Public leisure's only partially recovered from the pandemic - so what happens next?
Tim Hollingsworth blogs about how data from the Moving Communities tool is helping Sport England, government and the sector to develop a new vision for local facilities and services.
Public leisure facilities and services have a vital, if not unique, role to play in our 10-year vision for sport and activity because of their value to the people who use them most.
For decades they have fed the next generation’s love of sport and being active, supported those with health conditions through good days and bad, and connected us all to our communities in a safe, friendly, and local space.
Many of us learned to swim or had our first game of five-a-side in facilities owned and run by local authorities.
Like all parts of society, the pandemic has hit public leisure hard. In the past year, government investment delivered by us through the £100m National Leisure Recovery Fund has helped many of these vital spaces to reopen.
This, in combination with additional local authority funding and operator reserves, has reduced the funding gap for local leisure services significantly.
Moving Communities – our new data platform tracking the sector’s performance, sustainability and social value – has monitored participation at public leisure facilities throughout this period and is giving us, the sector and government the clearest picture we’ve ever had of how leisure services are performing, improving and making an impact in their communities.
The Challenge -
Months after the pandemic restrictions were lifted, public leisure’s recovery is still only partial. In August 2021 the number of individuals using these facilities was 62% of the total who visited in August 2019. Many of these are younger users, meaning many older people have yet to return.
The Opportunity -
Even small improvements can make a huge difference to participation and the social value our sector delivers.
The more recent a facility’s refurbishment, the higher its rate of recovery. Across England, Moving Communities is showing us that facilities last refurbished under 10 years ago averaged a higher rate of return than those in the previous decade, who are in turn ahead of those last refurbished 20-30 years ago.
Together, these findings from Moving Communities demonstrate why we must reflect on both the challenge and the opportunity.
We cannot just reopen facilities and expect a full recovery, we must change how we and others invest in them to deliver services that are relevant and accessible.
That is why we were privileged to convene several discussions with our sector in recent weeks to review Moving Communities’ findings and expand on the thinking demonstrated by new reports like the ‘Securing the future of public sport and leisure services’ report produced by the Association of Public Service Excellence, the Local Government Association and Chief Leisure Officers Association, as well as ukactive’s ‘Decade of Change for Public Sector Leisure’and Swim England’s ‘A Decade of Decline’.
Our sector shares a vision of facilities for sport and activity that drive health and wellbeing within each neighbourhood and is developing ambitious new plans to tackle inequality, support climate targets and level up in our communities.
To safeguard the future of public leisure with a renewed sense of purpose at its heart, we’ve found a strong appetite for collaboration among local authorities, leisure operators, community sport organisations and others to develop new thinking and products, leadership skills and advocacy we’re committed to supporting.

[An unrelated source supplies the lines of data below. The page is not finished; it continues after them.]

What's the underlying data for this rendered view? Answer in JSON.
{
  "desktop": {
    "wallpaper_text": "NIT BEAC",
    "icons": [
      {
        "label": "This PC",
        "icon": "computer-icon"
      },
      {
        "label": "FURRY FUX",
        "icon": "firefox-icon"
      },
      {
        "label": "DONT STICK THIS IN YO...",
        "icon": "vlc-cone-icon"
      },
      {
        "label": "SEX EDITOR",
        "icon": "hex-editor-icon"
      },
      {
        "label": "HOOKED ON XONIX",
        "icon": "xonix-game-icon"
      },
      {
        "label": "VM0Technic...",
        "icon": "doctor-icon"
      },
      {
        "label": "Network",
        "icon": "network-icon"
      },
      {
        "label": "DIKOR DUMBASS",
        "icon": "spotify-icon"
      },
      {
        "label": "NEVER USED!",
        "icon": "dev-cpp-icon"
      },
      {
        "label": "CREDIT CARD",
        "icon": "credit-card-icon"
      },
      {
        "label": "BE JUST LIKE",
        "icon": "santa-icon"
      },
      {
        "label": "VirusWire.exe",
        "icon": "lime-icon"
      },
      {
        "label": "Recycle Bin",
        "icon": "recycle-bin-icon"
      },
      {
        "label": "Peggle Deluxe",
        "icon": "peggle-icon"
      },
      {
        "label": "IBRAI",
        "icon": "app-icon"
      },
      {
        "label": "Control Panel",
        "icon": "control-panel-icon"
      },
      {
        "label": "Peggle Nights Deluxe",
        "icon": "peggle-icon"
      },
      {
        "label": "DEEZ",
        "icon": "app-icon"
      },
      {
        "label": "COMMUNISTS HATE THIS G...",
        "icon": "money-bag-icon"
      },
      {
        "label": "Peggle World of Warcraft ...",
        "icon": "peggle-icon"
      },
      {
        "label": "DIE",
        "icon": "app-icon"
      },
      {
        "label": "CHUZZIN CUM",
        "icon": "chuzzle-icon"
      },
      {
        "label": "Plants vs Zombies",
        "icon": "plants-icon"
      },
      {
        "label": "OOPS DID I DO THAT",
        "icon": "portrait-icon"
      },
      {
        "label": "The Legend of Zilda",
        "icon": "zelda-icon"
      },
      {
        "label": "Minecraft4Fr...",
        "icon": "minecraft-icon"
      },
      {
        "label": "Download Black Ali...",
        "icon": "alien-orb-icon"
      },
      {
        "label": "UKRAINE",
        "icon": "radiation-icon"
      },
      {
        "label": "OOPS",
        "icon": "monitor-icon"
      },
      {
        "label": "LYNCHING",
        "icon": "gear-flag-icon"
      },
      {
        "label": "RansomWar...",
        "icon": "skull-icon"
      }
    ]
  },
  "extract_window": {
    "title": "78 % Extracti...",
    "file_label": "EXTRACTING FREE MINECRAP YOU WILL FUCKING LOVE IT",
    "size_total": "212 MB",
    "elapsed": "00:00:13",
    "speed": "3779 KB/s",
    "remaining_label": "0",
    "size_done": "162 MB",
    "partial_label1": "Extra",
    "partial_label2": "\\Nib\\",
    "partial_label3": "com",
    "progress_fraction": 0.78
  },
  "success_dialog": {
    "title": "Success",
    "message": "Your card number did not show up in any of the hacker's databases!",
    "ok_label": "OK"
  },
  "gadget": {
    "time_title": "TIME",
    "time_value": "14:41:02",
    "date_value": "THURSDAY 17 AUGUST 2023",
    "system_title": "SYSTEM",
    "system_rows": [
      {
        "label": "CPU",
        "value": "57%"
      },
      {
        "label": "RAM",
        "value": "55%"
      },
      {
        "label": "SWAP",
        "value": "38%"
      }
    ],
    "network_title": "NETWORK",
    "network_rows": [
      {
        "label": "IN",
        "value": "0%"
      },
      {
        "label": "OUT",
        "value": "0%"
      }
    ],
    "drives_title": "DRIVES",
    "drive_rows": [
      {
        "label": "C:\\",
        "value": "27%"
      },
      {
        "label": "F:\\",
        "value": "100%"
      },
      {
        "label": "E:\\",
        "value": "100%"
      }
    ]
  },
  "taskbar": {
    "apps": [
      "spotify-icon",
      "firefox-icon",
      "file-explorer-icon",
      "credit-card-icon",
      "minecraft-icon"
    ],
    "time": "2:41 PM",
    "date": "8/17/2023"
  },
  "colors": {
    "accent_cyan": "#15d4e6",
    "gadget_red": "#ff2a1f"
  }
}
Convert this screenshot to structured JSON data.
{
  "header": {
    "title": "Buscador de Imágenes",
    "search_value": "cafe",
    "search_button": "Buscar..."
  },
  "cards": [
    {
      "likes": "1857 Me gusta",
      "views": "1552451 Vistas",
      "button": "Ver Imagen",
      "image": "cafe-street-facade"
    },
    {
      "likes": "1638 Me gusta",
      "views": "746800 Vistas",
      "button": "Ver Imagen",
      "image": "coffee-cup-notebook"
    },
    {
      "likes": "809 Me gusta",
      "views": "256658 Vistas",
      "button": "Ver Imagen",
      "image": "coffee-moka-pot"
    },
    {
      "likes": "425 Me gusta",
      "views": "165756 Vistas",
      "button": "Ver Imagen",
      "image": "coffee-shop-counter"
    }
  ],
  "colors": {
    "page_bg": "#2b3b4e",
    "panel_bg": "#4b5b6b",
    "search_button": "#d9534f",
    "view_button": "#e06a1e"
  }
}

In response, my colleagues and I have been proactive, outlining this vision to the government to help inform decisions in their upcoming spending review.
Early in the new year we also hope to publish detailed findings from our work during the pandemic, alongside a unified vision for the future of public leisure that delivers sport and activity’s potential to transform the lives of people and communities.
It will be a key part of how we make Uniting the Movement a reality.
In the future, these services won’t always look the same as they have in the past, and nor should they.
But going forward, I know the Moving Communities platform will help local leaders and champions of sport and activity to not just recover public leisure but to remake it for their communities.